Break clauses often contain pre-conditions to the break. It is easy to fail to comply with these conditions as any minor failure to comply will invalidate the break. Common pitfalls include:


The lease will often require the tenant to pay rent “up to” the break date. If the break date falls between two quarter days you should still pay the full quarter’s rent as rent is usually payable quarterly in advance and not for part of the relevant period (unless the lease says so).

There should be an express refund clause in the lease, as otherwise you cannot recover any overpayment made.

Look out for “all sums due” conditions

These conditions require tenants to pay all outstanding sums due under the lease. They can be difficult to comply with - you may be unaware of all of the amounts or if any sums are due. If facing one of these conditions, consider carrying out a full audit of the payment due under the lease.

In one case the tenant failed to break its lease because it had not paid the sum of just £130 in respect of default interest which had not been demanded by the landlord.

If there is any uncertainty pay all sums even if in dispute (payment can be made on a without prejudice basis) and argue about it later.

Payment Method 

You must ensure payment reaches the landlord in cleared funds well before the deadline.

Vacant Possession

If you need to give vacant possession on the break date then start planning your exit as early as possible.

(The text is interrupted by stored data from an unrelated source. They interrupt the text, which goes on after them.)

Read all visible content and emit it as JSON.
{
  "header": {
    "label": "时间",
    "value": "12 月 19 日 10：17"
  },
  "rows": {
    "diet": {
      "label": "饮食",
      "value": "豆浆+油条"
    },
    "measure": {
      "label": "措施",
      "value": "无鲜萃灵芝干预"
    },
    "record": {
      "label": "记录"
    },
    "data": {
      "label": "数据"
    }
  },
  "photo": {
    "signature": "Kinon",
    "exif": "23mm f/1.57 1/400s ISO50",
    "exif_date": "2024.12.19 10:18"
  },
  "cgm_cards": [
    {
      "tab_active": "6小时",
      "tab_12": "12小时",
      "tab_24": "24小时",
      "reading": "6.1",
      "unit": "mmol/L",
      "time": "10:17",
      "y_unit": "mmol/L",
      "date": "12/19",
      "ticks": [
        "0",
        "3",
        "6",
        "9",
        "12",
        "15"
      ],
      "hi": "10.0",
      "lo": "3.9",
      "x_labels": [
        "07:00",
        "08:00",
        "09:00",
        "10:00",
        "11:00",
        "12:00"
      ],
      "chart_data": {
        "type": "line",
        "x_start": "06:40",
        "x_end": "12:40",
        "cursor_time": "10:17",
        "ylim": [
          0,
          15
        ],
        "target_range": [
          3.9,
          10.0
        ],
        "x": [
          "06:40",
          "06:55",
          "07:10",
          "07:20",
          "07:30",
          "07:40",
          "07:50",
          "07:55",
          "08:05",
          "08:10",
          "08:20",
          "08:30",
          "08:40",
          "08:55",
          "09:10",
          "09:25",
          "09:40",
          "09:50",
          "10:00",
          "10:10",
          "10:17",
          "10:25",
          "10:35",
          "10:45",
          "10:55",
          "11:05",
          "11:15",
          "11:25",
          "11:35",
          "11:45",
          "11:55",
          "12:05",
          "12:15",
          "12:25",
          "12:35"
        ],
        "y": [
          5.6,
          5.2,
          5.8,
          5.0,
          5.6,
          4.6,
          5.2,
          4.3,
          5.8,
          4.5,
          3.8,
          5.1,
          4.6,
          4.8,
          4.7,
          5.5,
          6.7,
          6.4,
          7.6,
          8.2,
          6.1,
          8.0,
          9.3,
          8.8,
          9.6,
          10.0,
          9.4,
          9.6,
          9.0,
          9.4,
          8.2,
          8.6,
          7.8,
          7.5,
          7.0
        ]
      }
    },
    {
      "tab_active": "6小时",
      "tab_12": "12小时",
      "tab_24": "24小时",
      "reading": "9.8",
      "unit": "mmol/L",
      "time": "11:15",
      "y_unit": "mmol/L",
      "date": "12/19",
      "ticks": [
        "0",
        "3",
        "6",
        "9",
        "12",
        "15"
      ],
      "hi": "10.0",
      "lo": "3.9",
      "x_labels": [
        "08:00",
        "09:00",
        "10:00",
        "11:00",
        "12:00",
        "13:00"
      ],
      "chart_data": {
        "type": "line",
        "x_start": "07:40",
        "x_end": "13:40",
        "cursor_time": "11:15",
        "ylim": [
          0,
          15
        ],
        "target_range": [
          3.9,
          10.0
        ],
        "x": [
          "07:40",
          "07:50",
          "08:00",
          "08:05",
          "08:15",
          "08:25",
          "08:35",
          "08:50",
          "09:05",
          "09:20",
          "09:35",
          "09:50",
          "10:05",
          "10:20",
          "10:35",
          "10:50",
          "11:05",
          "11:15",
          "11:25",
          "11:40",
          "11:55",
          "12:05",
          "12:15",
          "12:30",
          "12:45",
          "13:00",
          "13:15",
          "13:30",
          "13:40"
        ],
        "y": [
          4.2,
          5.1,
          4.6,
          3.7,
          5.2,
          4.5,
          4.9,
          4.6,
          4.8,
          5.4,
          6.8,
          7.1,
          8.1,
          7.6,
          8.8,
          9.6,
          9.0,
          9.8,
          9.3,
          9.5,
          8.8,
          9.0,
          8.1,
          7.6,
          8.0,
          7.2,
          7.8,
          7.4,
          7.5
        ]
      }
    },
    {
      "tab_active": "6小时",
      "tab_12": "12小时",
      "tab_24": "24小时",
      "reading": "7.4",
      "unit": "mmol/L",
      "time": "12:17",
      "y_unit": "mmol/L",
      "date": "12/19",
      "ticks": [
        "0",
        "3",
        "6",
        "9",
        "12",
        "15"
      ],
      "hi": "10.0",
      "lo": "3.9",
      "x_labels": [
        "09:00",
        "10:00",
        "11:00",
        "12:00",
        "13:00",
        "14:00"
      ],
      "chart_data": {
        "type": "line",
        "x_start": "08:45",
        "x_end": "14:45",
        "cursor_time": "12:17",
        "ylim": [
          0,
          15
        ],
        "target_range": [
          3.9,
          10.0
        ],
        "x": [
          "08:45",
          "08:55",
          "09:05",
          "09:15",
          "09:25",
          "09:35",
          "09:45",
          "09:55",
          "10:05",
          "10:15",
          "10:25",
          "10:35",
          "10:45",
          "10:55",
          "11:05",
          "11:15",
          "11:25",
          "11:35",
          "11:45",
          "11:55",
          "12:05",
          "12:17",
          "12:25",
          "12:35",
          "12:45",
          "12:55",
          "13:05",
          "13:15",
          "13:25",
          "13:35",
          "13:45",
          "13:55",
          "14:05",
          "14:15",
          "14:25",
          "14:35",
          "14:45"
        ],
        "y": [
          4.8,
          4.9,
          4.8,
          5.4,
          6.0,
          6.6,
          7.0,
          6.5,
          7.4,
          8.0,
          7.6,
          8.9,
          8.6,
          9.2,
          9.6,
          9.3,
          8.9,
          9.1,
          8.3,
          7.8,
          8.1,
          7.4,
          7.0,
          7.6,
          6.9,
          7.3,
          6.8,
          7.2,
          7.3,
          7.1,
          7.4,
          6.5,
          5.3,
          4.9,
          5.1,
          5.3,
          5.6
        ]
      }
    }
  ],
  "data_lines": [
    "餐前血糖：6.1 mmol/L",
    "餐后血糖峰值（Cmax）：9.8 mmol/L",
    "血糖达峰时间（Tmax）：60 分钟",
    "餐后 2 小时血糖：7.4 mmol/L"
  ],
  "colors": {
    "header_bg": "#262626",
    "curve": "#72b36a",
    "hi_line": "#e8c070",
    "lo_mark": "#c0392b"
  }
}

The property should be empty of people and your landlord should be able to enjoy immediate, exclusive possession, occupation and control by the end of the break date. Ensure you vacate the property, remove all items not present at the beginning of the tenancy (including rubbish) and return the keys.

Do not be tempted to return to the premises after the break date to carry out repair works etc. unless you have an express written licence from the landlord to do so. In one case the tenant failed to successfully exercise its break option because two contractors and a security guard remained on site to carry out some minor repair works after the break date.

The consequences for failing to successfully exercise a break clause can be very costly. A pharmacist can be locked into a lease for the rest of the term unless it can sell. Legal advice should always be sought early to ensure there are no problems.